Disentangling temporal and spatial calving dynamics using a multisensor approach

Mass loss from the Greenland Ice Sheet is a major contributor to sea level rise, driven primarily by increased surface melting and dynamic mass loss. Tidewater glaciers, which extend from the ice sheet to terminate in fjords, drive dynamic mass loss through frontal ablation at their termini by calving and oceanic melt. Calving rates and style vary substantially over time and between individual glaciers, making general parameterizations difficult. Capturing spatially and temporally high-resolution observations of calving is particularly challenging due to the harsh and remote environment. This limits our understanding of this critical process and reduces our ability to accurately predict the future evolution of the Greenland Ice Sheet.
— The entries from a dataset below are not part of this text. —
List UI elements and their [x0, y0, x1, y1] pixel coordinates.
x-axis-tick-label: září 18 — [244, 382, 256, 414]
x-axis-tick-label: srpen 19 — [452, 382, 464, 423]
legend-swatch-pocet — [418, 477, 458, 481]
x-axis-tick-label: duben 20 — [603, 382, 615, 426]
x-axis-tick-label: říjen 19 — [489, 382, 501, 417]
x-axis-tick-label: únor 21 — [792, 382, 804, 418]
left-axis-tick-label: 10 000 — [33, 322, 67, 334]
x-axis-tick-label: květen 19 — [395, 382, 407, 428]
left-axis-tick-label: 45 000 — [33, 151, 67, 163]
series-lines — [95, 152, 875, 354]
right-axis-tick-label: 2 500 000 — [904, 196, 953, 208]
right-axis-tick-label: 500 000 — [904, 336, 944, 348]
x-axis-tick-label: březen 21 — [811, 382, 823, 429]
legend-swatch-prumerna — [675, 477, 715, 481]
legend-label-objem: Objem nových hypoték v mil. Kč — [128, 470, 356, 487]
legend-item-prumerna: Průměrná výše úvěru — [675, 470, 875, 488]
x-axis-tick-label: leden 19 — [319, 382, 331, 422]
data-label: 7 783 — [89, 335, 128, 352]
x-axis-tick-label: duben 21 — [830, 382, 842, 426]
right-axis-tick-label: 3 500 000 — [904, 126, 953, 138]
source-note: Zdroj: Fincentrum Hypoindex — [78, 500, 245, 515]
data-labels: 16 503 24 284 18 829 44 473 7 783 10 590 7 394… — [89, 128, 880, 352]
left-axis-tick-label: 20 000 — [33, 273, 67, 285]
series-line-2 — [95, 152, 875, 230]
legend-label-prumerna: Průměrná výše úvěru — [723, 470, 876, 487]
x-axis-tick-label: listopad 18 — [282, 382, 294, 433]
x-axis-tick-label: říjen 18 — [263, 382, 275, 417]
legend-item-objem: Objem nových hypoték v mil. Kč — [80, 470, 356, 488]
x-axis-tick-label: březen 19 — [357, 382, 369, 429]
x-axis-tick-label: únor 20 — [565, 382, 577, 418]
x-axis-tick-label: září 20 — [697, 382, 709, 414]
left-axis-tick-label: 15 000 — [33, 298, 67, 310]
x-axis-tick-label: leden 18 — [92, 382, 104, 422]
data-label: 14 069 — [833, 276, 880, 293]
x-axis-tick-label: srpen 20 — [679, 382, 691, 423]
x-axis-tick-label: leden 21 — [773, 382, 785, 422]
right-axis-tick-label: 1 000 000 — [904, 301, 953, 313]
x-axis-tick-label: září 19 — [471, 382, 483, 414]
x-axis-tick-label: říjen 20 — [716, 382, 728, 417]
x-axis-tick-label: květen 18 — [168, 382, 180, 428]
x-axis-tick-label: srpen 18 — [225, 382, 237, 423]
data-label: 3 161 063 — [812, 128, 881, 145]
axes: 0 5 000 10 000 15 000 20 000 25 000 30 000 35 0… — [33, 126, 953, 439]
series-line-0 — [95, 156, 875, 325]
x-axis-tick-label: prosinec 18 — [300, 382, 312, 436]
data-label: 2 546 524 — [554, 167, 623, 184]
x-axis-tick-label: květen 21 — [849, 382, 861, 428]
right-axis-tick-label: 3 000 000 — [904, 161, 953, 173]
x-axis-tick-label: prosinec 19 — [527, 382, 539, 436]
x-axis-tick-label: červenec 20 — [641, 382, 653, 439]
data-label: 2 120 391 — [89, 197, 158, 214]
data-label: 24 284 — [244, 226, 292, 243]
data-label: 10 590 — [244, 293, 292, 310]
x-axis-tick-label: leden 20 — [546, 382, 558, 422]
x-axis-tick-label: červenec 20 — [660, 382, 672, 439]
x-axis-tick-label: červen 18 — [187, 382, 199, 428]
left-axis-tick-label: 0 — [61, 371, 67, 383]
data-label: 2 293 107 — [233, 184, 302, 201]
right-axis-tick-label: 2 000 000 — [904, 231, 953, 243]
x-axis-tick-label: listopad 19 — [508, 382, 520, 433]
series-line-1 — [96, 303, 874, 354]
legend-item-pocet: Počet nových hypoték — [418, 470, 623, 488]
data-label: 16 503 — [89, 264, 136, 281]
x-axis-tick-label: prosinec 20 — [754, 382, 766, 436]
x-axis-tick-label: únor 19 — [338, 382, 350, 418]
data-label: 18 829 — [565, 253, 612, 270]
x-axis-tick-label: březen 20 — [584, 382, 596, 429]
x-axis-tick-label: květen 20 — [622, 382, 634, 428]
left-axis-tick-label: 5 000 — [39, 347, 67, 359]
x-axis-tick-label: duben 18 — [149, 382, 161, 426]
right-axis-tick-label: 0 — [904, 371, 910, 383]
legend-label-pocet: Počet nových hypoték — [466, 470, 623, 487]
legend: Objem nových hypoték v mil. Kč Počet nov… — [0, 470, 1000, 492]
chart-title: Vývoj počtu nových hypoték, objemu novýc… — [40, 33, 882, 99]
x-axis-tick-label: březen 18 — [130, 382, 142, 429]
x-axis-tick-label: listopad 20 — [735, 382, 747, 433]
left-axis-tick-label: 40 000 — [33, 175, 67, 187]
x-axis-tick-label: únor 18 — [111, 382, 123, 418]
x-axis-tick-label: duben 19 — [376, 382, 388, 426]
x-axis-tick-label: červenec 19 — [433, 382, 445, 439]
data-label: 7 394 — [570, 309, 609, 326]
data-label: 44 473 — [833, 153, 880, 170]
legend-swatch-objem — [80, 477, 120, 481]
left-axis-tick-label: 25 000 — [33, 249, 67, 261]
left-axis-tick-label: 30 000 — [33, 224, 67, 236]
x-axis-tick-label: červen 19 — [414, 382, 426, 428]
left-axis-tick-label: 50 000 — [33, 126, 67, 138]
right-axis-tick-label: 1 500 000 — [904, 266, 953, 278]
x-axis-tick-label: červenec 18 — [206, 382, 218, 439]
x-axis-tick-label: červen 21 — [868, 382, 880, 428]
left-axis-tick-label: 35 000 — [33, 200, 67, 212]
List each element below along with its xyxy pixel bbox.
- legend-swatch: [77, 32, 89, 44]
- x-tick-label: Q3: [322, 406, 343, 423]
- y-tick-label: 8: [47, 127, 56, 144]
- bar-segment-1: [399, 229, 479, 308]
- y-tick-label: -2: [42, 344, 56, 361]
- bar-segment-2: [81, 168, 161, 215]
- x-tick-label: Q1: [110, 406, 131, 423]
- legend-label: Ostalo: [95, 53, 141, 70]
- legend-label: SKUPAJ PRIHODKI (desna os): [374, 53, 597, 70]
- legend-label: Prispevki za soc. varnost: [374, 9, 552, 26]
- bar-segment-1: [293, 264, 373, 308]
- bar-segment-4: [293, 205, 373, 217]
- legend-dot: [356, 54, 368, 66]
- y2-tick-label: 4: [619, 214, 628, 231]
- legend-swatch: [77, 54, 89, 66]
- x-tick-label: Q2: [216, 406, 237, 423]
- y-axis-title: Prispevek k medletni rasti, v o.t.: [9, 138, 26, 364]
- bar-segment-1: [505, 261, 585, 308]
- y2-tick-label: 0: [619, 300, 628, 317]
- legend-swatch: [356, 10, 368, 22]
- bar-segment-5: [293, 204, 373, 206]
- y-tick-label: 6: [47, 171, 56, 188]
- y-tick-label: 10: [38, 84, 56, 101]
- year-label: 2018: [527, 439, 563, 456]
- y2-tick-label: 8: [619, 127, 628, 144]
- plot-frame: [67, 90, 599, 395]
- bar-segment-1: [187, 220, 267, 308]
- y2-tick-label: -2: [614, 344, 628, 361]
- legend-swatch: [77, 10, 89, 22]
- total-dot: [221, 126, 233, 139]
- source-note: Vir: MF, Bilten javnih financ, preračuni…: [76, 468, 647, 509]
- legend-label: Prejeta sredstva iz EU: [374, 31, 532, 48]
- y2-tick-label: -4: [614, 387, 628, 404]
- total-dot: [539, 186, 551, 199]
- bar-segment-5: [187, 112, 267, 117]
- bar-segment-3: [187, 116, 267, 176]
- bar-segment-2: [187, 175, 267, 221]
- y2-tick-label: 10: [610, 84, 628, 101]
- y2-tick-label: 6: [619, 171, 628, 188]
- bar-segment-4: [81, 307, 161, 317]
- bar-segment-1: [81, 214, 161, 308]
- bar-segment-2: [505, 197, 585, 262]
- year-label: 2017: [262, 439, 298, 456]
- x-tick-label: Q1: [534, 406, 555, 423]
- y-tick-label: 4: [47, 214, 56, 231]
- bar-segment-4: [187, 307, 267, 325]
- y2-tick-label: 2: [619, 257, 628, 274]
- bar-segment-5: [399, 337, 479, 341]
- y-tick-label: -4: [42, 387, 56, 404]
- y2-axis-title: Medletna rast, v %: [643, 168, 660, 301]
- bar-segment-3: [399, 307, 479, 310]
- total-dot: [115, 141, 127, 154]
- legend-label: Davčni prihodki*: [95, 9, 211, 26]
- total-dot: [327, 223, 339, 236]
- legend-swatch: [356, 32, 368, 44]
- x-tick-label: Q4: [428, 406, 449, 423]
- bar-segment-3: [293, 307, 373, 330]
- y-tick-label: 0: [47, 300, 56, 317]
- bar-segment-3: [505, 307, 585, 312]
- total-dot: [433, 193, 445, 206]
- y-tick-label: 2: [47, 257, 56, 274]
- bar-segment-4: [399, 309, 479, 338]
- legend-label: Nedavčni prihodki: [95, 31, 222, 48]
Here, we present a unique in-situ dataset comprising terrestrial radar interferometry (TRI) acquisitions, time-lapse imagery, seismic measurements, infrasound recordings, wave height data, fiber-optic cable measurements and manual observations. While each technique has its own temporal or spatial limitations, their integration offers a comprehensive perspective on the calving process at the tidewater glacier Eqalorutsit Kangilliit Sermiat (EKaS) in South Greenland. The simultaneous recording, co-detection and subsequent synthesis of these diverse multi-week to annual datasets overcome current observational constraints, providing crucial insights into calving dynamics. These novel observations are critical for understanding and predicting the role of calving in the mass loss of the Greenland Ice Sheet.